По словам деда Игната, страх у того Тарасова Сашка не проходил несколько дней, пока «добри люды» не посоветовали пойти до «бабки-шептухи».

 

В старину болезней было мало. Не считая ран и ушибов, была простуда, лихорадка, случалось, болели животом, иногда головой... Народ все больше был здоровый, крепкий. В лекарях особой нужды не было, поэтому их, лекарей, и было мало. Так, один на две-три станицы. Это сейчас развелось докторов разных, как птах на ниве, и каждому, пошучивал дед Игнат, давай отдельную свою болезнь, другую он не лечит. Вот и получается, что чем больше лекарей, тем больше болезней. Надают столько лекарств, порошков, пузырьков, таблеток, и «вси трэба зъисты». Ну кто все это выдержит? Если позволяет здоровье, можно, конечно, любое лечение выдюжить, а если того здоровья мало, если ты хворый? Отож от тех таблеток ноги и протянешь...

 

А еще в старину бывал «сглаз», — так это уже по душевной части, или, как сейчас скажут — по нервам. От «сглаза» и всего такого, непонятного, ходили к ведунам, бабкам, гадалкам и теткам, которые не были ведьмами в полной мере, а так — «ведьмачили»...

 

Вот и Сашка спровадили к такой бабке-шептухе. Как он потом не раз рассказывал братьям-касьяновичам, та посадила его под иконы, посмотрела ему в очи, постучала костлявым пальцем по лбу и за ушами, и сказала, что, мол, ничего, будет казак жить и будет казаковать, вот только надо ему «вылить переполох».

 

На плечо больному поставили «тазок» с холодной водой, и бабка наказала держать его крепко, чтобы «живая вода» до времени не пролилась на землю. Она долго шептала и периодически постукивая у парня за ушами, крестила ему лоб. Затем выстригла из его нечесаного чуба пучок волос, бросила в «тазок» и вылила туда воск, натопленный из свечей, оставшихся от Великого дня — Пасхи. При этом она громко произносила какие-то заговорные слова, которые Сашко потом всю жизнь силился вспомнить, но так и не вспомнил. Ему было велено «тыхэсэнько» снять тазик с плеча и поставить на скамейку. В холодной воде плавал «переполох» — восковая фигурка, отдаленно напоминающая человечка, может, ту самую станичную дурочку тетку Тимошенчиху.
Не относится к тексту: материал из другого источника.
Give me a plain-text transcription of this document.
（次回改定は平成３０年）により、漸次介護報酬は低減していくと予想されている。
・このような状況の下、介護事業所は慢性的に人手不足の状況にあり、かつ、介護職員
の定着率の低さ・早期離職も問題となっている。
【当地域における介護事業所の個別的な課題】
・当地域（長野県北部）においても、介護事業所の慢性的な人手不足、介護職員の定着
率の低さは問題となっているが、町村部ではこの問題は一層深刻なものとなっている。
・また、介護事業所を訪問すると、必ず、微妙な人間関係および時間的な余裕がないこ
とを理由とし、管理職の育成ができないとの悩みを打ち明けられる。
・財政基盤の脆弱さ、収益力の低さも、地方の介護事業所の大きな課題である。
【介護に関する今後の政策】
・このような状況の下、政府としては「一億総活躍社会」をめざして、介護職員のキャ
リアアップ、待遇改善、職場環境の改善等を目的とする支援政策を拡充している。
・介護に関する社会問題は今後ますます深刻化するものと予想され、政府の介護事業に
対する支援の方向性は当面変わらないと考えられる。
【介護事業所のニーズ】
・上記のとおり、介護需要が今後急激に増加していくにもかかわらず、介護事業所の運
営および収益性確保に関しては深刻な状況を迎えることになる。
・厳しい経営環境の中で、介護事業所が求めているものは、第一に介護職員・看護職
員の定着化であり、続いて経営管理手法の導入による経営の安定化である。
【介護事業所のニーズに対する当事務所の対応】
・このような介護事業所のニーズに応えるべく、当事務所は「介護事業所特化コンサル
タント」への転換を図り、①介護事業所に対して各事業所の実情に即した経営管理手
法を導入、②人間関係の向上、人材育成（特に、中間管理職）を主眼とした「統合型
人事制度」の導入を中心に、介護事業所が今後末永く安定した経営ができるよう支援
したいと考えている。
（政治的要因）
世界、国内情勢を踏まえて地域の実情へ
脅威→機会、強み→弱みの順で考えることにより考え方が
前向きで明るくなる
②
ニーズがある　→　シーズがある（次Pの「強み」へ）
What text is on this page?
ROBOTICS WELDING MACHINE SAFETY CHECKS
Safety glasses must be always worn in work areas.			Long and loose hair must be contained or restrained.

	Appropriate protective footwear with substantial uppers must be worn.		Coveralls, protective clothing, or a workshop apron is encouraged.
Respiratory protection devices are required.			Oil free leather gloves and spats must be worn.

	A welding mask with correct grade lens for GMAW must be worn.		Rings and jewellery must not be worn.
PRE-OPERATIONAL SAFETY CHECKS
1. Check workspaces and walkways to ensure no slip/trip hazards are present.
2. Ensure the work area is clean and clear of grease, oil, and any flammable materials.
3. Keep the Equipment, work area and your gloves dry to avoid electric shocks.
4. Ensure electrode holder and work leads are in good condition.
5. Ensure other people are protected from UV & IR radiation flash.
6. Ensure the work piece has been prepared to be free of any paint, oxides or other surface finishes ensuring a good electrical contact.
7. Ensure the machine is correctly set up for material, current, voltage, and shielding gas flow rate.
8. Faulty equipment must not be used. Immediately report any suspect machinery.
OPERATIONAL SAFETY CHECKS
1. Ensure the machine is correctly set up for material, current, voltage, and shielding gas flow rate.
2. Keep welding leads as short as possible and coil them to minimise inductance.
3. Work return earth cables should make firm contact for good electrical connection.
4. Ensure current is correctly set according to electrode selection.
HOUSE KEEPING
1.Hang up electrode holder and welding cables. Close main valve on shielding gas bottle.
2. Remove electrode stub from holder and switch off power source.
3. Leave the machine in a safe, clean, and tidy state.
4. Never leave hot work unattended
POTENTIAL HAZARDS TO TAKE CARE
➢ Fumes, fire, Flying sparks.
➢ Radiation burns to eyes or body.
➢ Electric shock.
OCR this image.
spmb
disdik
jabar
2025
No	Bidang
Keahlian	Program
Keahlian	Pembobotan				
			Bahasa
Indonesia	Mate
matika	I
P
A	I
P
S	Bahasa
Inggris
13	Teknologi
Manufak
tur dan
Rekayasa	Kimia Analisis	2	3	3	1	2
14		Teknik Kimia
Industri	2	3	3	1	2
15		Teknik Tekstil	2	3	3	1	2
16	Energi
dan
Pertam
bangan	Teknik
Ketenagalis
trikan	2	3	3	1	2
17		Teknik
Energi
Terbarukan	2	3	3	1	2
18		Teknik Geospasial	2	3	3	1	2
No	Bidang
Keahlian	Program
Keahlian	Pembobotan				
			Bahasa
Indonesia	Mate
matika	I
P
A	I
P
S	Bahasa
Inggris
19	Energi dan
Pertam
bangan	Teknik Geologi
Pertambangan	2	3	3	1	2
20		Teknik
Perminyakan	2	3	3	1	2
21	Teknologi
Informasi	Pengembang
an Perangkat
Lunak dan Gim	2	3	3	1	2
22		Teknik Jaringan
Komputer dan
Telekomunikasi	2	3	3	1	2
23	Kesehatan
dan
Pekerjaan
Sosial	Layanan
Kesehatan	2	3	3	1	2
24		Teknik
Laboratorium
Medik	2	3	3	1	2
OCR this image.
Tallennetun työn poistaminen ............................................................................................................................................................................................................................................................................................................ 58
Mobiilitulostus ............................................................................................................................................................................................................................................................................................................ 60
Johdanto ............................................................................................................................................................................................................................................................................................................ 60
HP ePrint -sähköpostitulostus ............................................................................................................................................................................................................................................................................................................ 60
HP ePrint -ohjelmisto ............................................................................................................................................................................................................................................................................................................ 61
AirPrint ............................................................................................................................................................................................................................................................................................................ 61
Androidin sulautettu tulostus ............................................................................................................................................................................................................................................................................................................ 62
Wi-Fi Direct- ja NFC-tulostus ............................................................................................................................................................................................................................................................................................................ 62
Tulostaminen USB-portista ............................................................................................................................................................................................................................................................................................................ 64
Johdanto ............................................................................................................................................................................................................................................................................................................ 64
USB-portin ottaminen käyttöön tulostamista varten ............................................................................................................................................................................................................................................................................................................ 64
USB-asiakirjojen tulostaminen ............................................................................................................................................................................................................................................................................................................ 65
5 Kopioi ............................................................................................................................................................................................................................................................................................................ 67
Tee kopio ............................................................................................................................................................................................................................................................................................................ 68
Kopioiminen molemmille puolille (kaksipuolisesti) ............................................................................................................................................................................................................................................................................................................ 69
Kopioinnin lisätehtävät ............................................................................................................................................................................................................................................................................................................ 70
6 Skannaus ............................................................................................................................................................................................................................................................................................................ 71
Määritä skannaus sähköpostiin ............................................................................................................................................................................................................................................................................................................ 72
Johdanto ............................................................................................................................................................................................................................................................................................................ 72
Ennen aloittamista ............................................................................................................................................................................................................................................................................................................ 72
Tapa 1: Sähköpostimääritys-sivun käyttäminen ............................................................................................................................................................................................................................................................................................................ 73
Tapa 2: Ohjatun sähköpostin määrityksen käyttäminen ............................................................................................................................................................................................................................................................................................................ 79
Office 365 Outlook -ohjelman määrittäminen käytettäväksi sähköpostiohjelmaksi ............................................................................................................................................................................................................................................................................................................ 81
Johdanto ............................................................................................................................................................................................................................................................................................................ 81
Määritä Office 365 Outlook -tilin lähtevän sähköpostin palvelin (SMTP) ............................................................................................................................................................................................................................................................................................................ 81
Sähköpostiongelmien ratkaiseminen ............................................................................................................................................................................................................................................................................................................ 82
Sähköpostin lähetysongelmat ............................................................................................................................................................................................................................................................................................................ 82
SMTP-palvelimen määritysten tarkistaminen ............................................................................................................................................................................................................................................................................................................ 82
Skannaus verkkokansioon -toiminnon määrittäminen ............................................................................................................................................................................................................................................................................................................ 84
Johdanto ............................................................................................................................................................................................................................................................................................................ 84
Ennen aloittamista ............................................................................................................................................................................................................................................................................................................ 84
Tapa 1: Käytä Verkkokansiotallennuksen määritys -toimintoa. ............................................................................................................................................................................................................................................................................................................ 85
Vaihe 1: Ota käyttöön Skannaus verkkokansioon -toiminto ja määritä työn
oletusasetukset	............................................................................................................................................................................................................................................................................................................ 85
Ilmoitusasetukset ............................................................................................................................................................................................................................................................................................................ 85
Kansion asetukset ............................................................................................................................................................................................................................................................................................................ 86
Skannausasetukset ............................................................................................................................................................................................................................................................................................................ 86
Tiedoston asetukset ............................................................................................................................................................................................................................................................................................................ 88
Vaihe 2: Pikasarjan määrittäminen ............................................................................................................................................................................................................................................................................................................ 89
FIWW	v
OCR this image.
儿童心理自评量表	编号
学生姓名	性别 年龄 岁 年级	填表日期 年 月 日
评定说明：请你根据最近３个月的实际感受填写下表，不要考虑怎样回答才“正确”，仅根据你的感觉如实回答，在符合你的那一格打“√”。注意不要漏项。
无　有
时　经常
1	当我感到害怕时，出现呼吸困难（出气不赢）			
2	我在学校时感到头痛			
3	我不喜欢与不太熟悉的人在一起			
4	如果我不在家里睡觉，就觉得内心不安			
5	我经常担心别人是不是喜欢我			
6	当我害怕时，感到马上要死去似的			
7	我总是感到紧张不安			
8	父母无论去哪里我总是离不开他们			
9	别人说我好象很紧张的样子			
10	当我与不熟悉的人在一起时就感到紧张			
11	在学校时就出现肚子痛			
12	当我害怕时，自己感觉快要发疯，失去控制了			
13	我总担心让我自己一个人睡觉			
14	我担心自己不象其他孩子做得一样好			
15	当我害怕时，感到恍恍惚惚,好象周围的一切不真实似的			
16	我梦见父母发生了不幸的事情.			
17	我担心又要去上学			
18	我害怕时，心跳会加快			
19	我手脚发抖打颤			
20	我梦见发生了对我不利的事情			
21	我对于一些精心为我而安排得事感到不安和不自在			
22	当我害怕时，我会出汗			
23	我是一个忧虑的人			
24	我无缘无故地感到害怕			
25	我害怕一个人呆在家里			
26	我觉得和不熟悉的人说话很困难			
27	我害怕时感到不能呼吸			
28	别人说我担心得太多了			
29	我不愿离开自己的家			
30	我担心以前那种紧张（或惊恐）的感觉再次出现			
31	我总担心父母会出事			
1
Так или иначе, но Сашко почувствовал облегчение и уже следующую ночь спал спокойно, а еще через день со смехом рассказывал о своих ночных приключениях на кладбище. Такова была сила бабки-шептухи, дай ей Бог на том свете всего, чего ей хотелось на этом, но не смоглось...

 

— Да, год на год не приходится, сокрушался дед Игнат, то счастье, то несчастье... Была бы удача — на удачу казак на необъезженного коня садится, на неудачу — его смирная коняка бьет. Но и при удаче — меньше дурости, лихачества... Счастье — оно не кляча, хомута не натянешь. — А семь Касьянов в календаре, — вздыхал дед Игнат, — все же многовато. Хватило бы и двух — одного зимнего, другого — летнего. Ну, это дело Божье, не нам про то судить-рядить, не нам, прости Господи, сумниваться...

 

 

БАЙКА ОДИННАДЦАТАЯ, про то, как свадьбу справляли и совершали и совершали на той свадьбе-женитьбе веселые нелепости

 

Одной из любимых баек деда вашего деда, внуки мои ненаглядные, была байка о том, какими проказами отметили как-то братья-Касьяновичи свадьбу своего старшего друга и даже родни — того самого Сашка, которому бабка шептуха «переполох» выливала — он был сыном кума Тараса. Вот только кому тот кум приходился крестным, — про то дед Игнат не ведал. Кум, да и все...

 

И вот, значит, тот кум Тарас женил своего сына, и была свадьба, память о которой сохранилась надолго, если не навсегда. Свадьба же в те времена была делом серьезным, ее справляли не одним днем, и если управлялись в неделю, то такой срок считался в самый раз — три дня у жениха, три дня у невесты, потом еще день-другой в хате жениха... Съезжались на свадьбу семьями, и если до места было всего квартал-полтора, все равно хозяин запрягал гарбу, а то и мажару, усаживал на нее всех своих чад и домочадцев, и торжественно подкатывал к свадебному двору. Ну, если жил действительно близко, то отгонял ту гарбу на свой баз и «вертался пешки». Съезжались близкие и дальние. А какие были фамилии — теперь таких ни в одном театре не встретишь: казак Стриха обнимал казака Очерета, Старахата «челомкався» с Нэтудыхатой, с Тягнырядно и Подопригорой, а ко двору подкатывали Голопан, Непейвода, Паливода, Заплюйхвист, Пидхвистгрыз и Вовкогрыз... Не скажу уже об обыкновенных Бойченках, Марченках, Шевченках, Гончаренках, Гриценках, Троянах, Белоконях, Рябоконях и прочих и прочих...

 

— Яки люды булы, — сокрушался дед Игнат, — шо нэ людына, то картына!.. Да, это было время, когда старики еще носили запорожский «осэлэдэць»[7], а молодежь уже щеголяла пышными чубами, но и те и другие незаметно перешли на кавказскую одежду — на черкески, бешметы и бурки. Одновременно в быту сохранялись и широченные шаровары, и свитки, и неизменные кужухи и постолы. Еще меньше ушли от старины в своих праздничных нарядах женщины. Так что вся эта толпа действительно была очень красочной, поистине картинной.

 

Дальние гости располагались табором во дворе, на улице и по соседям. Распрягали коней, задавали им корм, и всей семьей шли поздравлять хозяев. По мере разрастания гульбища подъезжали новые родичи и знакомые, уставшие от гульбы, разбредались по закоулкам — отдыхали, чтобы через некоторое время снова включиться в общее празднество. Были и такие неуемные, настырные, что сутками не вылезали из-за стола, а если уж доходили до немоготы, то засыпали тут же, склонив свои чубатые головы на столешницы, либо сваливались под лавку...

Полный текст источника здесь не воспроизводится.